Das Prinzip der Lust – Hedonismus
Vorgestellt von Annett Wienmeister
Der Begriff „Hedonismus“ stammt vom altgriechischen Wort „ἡδονή“ (hēdonḗ) ab, was so viel bedeutet wie angenehme Empfindung, Freude, Vergnügen, Lust und Genuss. Vielleicht hast du den Begriff im Alltag schon einmal gehört – als Hedonist wird jemand bezeichnet, dessen Handlungen vorwiegend durch Luststreben und die Vermeidung von Schmerzen und Unlust motiviert sind. In diesem Kontext wird der Begriff oft abwertend gebraucht, nämlich für eine Person, die sich lediglich an ihren momentanen, sinnlichen Bedürfnissen orientiert und die für die Befriedigung ihrer Gelüste sogar egoistisch handeln würde.

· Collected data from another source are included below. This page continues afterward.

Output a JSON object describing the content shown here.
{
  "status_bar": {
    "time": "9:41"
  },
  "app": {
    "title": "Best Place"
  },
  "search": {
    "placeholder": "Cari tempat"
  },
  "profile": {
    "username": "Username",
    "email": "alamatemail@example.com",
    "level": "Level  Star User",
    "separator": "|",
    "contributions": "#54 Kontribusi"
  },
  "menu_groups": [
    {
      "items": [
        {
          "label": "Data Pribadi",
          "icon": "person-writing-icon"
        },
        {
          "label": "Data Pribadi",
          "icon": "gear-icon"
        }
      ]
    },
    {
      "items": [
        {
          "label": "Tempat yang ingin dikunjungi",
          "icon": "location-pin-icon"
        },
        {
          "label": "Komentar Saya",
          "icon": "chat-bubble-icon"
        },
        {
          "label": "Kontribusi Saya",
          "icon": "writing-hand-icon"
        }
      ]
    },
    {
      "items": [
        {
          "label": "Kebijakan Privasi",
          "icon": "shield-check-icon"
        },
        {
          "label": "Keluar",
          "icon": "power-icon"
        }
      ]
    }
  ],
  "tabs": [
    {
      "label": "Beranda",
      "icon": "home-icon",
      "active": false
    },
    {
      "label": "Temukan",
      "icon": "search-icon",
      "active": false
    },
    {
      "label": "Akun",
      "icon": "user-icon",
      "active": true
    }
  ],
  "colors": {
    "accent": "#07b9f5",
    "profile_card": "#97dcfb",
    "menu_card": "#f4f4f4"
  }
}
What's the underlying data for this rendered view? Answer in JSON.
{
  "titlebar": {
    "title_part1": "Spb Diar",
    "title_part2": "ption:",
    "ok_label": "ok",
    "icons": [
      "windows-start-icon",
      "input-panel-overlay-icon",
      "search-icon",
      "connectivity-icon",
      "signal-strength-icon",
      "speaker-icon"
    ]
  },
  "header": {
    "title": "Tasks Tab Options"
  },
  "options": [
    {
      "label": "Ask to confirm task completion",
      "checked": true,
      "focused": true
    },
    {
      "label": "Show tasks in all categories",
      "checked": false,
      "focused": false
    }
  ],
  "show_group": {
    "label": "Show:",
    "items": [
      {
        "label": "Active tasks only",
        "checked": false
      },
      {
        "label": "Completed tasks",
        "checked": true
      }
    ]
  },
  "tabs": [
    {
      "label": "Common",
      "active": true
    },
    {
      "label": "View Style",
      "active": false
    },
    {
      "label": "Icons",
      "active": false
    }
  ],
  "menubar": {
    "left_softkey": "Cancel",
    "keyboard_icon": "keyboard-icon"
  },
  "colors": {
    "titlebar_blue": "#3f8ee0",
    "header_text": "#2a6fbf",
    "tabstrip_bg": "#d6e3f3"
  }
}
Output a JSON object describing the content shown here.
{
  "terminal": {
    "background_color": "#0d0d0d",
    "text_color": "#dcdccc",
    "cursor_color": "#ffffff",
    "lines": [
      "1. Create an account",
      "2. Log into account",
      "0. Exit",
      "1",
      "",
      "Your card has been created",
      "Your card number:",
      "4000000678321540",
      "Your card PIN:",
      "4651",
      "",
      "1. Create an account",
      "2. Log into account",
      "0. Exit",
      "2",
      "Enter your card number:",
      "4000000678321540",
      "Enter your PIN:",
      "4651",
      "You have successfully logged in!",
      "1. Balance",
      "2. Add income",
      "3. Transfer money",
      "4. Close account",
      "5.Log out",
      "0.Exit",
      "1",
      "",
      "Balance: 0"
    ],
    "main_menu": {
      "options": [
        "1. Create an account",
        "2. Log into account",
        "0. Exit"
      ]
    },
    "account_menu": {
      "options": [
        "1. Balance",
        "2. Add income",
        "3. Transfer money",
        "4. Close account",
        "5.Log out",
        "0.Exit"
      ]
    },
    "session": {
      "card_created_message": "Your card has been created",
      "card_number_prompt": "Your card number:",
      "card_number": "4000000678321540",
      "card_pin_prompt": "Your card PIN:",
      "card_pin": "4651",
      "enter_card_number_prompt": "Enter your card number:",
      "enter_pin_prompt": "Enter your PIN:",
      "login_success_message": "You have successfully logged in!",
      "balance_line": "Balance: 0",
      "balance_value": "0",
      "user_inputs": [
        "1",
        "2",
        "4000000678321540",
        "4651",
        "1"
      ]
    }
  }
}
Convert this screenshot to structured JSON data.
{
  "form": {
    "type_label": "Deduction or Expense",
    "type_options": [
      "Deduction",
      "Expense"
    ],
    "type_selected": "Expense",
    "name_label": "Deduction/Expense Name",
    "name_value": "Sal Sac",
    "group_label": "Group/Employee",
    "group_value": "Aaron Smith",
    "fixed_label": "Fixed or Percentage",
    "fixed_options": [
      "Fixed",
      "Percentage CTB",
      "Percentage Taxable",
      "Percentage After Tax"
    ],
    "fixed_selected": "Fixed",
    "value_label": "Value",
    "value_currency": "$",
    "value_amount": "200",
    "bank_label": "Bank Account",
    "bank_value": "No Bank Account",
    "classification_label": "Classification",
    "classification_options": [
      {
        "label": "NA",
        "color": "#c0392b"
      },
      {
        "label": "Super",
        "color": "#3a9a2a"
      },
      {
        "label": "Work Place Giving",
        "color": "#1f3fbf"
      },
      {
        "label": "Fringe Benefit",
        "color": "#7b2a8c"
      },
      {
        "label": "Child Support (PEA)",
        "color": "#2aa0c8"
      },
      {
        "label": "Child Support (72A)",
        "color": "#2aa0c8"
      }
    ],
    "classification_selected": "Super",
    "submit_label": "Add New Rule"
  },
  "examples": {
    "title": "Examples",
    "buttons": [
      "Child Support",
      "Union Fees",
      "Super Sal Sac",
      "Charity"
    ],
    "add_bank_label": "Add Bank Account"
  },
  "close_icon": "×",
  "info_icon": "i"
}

Die Lust als das Einzige an sich selbst Gute
Neben dem Alltagsgebrauch des Ausdrucks „Hedonismus“ steht der Begriff aber auch noch für eine ethische Position, nämlich für eine ganz spezifische Form der Glücksethik. Demnach ist menschliches Lustempfinden das Einzige an sich selbst Gute und Unlust oder Schmerz das Einzige an sich selbst Schlechte. Alles andere, das wir als gut oder schlecht bezeichnen würden, ist nur bedingt gut oder schlecht, nämlich insofern, wie es Lust als das höchste Gut befördert oder Schmerz als das höchste Übel verhindert.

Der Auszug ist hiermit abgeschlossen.